I can recall one particular occasion, when I was listening to an atheist Internet show ( which I will not name so as to not embarass them further) and one of the hosts said:
It’s okay to hold any belief you want, as long as you don’t act on it.
The host said it with the intent of appearing tolerant of other people’s beliefs, and setting “reasonable limits.” But if you think about it, it just comes off as plain insane. How can one hold a belief without acting on it? In order to accomplish this, one would have to be either mentally deficient or plain faking.
If I actually believed that a loaf of bread you had brought to my house was poisonous and deadly, would you berate me for refusing to eat of it, but not for believing it’s poisonous? If my belief is “okay,” then how can I be faulted for acting on it? Believing what I did, eating the bread would have reflected either mental incapacitation or plain faking on my part.
All of our actions are predicated on propositions, which includes beliefs. If not, then what could actions possibly be based on? To say that it’s okay to believe something but not to act on it, is to live in a fantasy world where there are beliefs on one side, and there is a “self” on the other side.

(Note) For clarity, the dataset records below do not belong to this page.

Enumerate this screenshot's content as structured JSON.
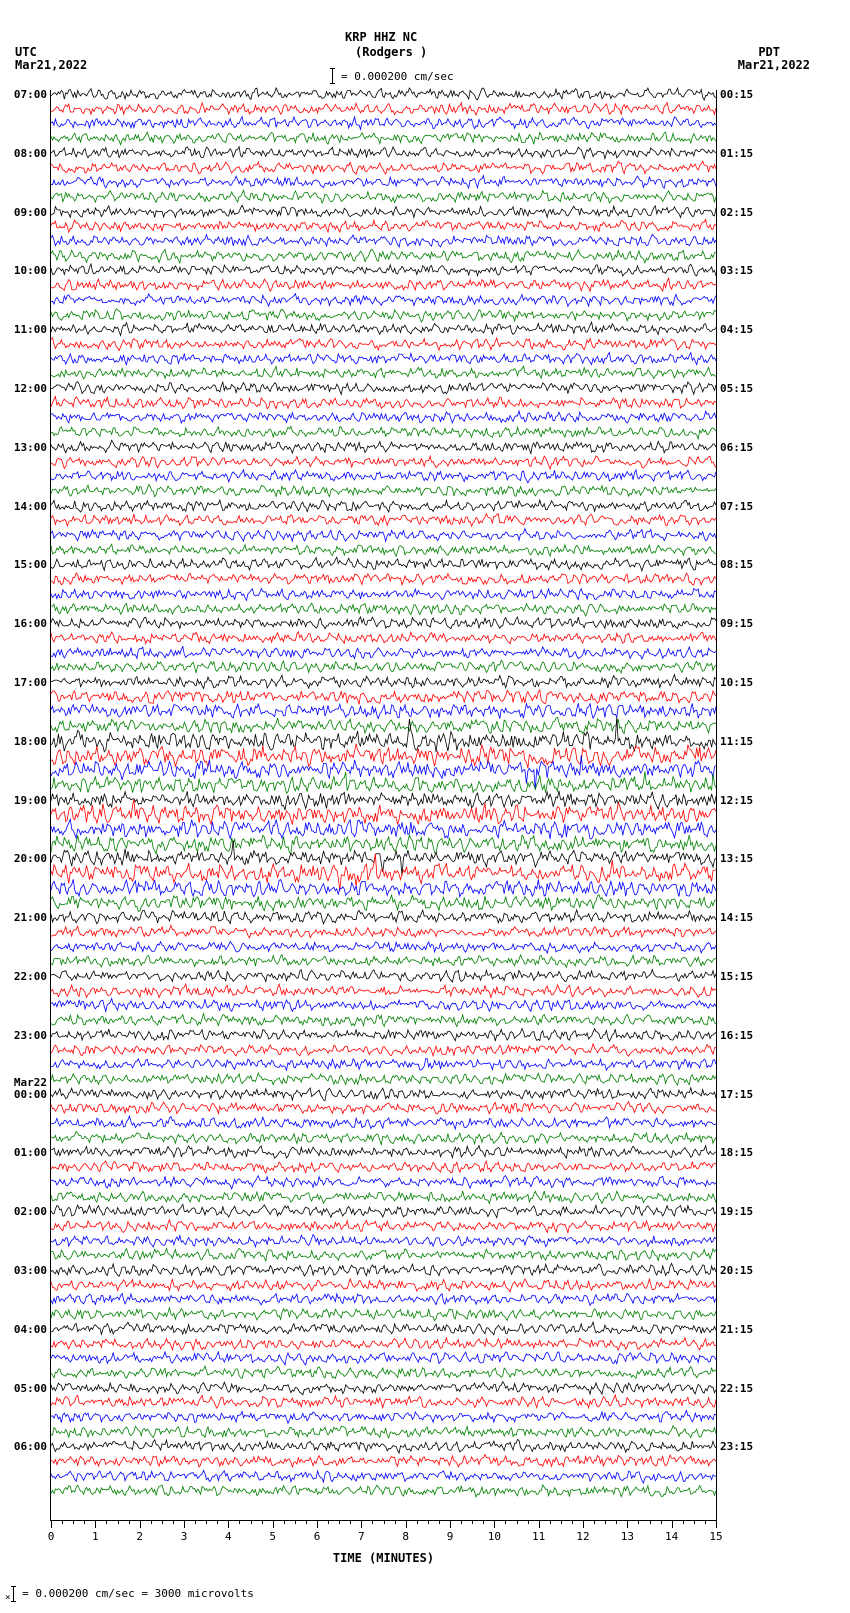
{
  "title": {
    "station": "KRP HHZ NC",
    "location": "(Rodgers )",
    "left_tz": "UTC",
    "left_date": "Mar21,2022",
    "right_tz": "PDT",
    "right_date": "Mar21,2022"
  },
  "scale": {
    "label": "= 0.000200 cm/sec"
  },
  "footer": {
    "text": "= 0.000200 cm/sec =   3000 microvolts"
  },
  "plot": {
    "x_axis_title": "TIME (MINUTES)",
    "x_min": 0,
    "x_max": 15,
    "x_tick_step": 1,
    "x_minor_per_major": 4,
    "n_hours": 24,
    "traces_per_hour": 4,
    "colors": [
      "#000000",
      "#ff0000",
      "#0000ff",
      "#008000"
    ],
    "background": "#ffffff",
    "amplitude_baseline": 6,
    "row_spacing": 14.7
  },
  "left_labels": [
    {
      "row": 0,
      "text": "07:00"
    },
    {
      "row": 4,
      "text": "08:00"
    },
    {
      "row": 8,
      "text": "09:00"
    },
    {
      "row": 12,
      "text": "10:00"
    },
    {
      "row": 16,
      "text": "11:00"
    },
    {
      "row": 20,
      "text": "12:00"
    },
    {
      "row": 24,
      "text": "13:00"
    },
    {
      "row": 28,
      "text": "14:00"
    },
    {
      "row": 32,
      "text": "15:00"
    },
    {
      "row": 36,
      "text": "16:00"
    },
    {
      "row": 40,
      "text": "17:00"
    },
    {
      "row": 44,
      "text": "18:00"
    },
    {
      "row": 48,
      "text": "19:00"
    },
    {
      "row": 52,
      "text": "20:00"
    },
    {
      "row": 56,
      "text": "21:00"
    },
    {
      "row": 60,
      "text": "22:00"
    },
    {
      "row": 64,
      "text": "23:00"
    },
    {
      "row": 68,
      "text": "00:00",
      "date": "Mar22"
    },
    {
      "row": 72,
      "text": "01:00"
    },
    {
      "row": 76,
      "text": "02:00"
    },
    {
      "row": 80,
      "text": "03:00"
    },
    {
      "row": 84,
      "text": "04:00"
    },
    {
      "row": 88,
      "text": "05:00"
    },
    {
      "row": 92,
      "text": "06:00"
    }
  ],
  "right_labels": [
    {
      "row": 0,
      "text": "00:15"
    },
    {
      "row": 4,
      "text": "01:15"
    },
    {
      "row": 8,
      "text": "02:15"
    },
    {
      "row": 12,
      "text": "03:15"
    },
    {
      "row": 16,
      "text": "04:15"
    },
    {
      "row": 20,
      "text": "05:15"
    },
    {
      "row": 24,
      "text": "06:15"
    },
    {
      "row": 28,
      "text": "07:15"
    },
    {
      "row": 32,
      "text": "08:15"
    },
    {
      "row": 36,
      "text": "09:15"
    },
    {
      "row": 40,
      "text": "10:15"
    },
    {
      "row": 44,
      "text": "11:15"
    },
    {
      "row": 48,
      "text": "12:15"
    },
    {
      "row": 52,
      "text": "13:15"
    },
    {
      "row": 56,
      "text": "14:15"
    },
    {
      "row": 60,
      "text": "15:15"
    },
    {
      "row": 64,
      "text": "16:15"
    },
    {
      "row": 68,
      "text": "17:15"
    },
    {
      "row": 72,
      "text": "18:15"
    },
    {
      "row": 76,
      "text": "19:15"
    },
    {
      "row": 80,
      "text": "20:15"
    },
    {
      "row": 84,
      "text": "21:15"
    },
    {
      "row": 88,
      "text": "22:15"
    },
    {
      "row": 92,
      "text": "23:15"
    }
  ],
  "amplitude_profile": [
    1.0,
    1.0,
    1.0,
    1.0,
    1.0,
    1.0,
    1.0,
    1.0,
    1.0,
    1.0,
    1.0,
    1.0,
    1.0,
    1.0,
    1.0,
    1.0,
    1.0,
    1.0,
    1.0,
    1.0,
    1.0,
    1.0,
    1.0,
    1.0,
    1.0,
    1.0,
    1.0,
    1.0,
    1.0,
    1.0,
    1.0,
    1.0,
    1.0,
    1.0,
    1.0,
    1.0,
    1.0,
    1.0,
    1.0,
    1.0,
    1.1,
    1.2,
    1.3,
    1.3,
    1.8,
    1.9,
    1.6,
    1.5,
    1.5,
    1.7,
    1.6,
    1.5,
    1.4,
    1.7,
    1.5,
    1.3,
    1.1,
    1.0,
    1.0,
    1.0,
    1.0,
    1.0,
    1.0,
    1.0,
    1.0,
    1.0,
    1.0,
    1.0,
    1.0,
    1.0,
    1.0,
    1.0,
    1.0,
    1.0,
    1.0,
    1.0,
    1.0,
    1.0,
    1.0,
    1.0,
    1.0,
    1.0,
    1.0,
    1.0,
    1.0,
    1.0,
    1.0,
    1.0,
    1.0,
    1.0,
    1.0,
    1.0,
    1.0,
    1.0,
    1.0,
    1.0
  ]
}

Following such a policy would turn anyone, religious or non-religious, out of their minds.
What does “Separation of Church and State” mean? That politicians should not act in accordance with their religious beliefs. Then what should they act on? On your beliefs? On the beliefs of the majority? Why would anyone act on someone else’s beliefs?

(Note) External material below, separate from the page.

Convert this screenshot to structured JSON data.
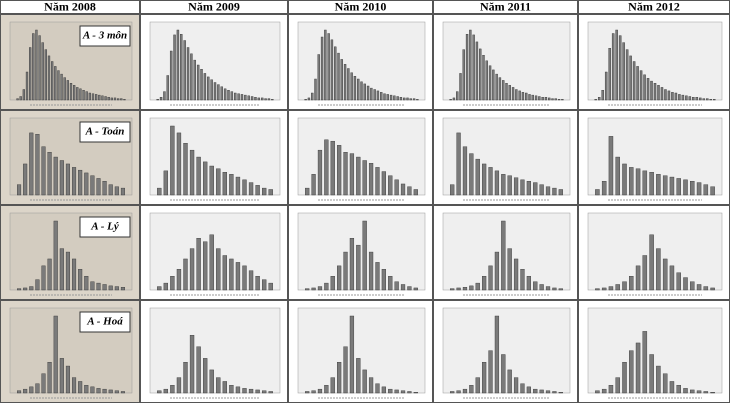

A more common form of disconnection is the famous maxim “hate the sin, not the sinner,” promoted by religious people. A secular equivalent would be the diplomatic attitude, “it’s not you we’re against, we’re against religion.”
Yet it is hard to understand how one can make such a distinction. How can a religion be an ongoing concern without people who believe in it and act on it? How can sin exist without sinners?
This is not to say that we should not be diplomatic towards believers. That’s not the point, though. The point is that we must keep in mind that every individual in a society that gives sanction or legitimacy to a belief system, participates in its continued existence. And that applies to all belief systems existing, without exception. If you are against a belief system, then you must necessarily be against its concrete expression in the believer’s mind.
Seen from a more detached perspective, this attitude seems to me rather arrogant. It exhorts the believer not to take it personally when you attack his most cherished beliefs, because he’s just a poor sap caught in a memetic trap. We know that’s true, of course, but he doesn’t. And he’ll take it personally. That’s just how people are.
A much more fruitful approach in talking to believers, is to assume that they take all their beliefs seriously, and then examine the consequences of those beliefs (such as, for instance, using people’s innate belief in right and wrong against the moral relativism of Christianity or the State). Telling them that you don’t assume they take their beliefs seriously is just childish, and not an attitude a nonbeliever should have, however “tolerant” it makes you look.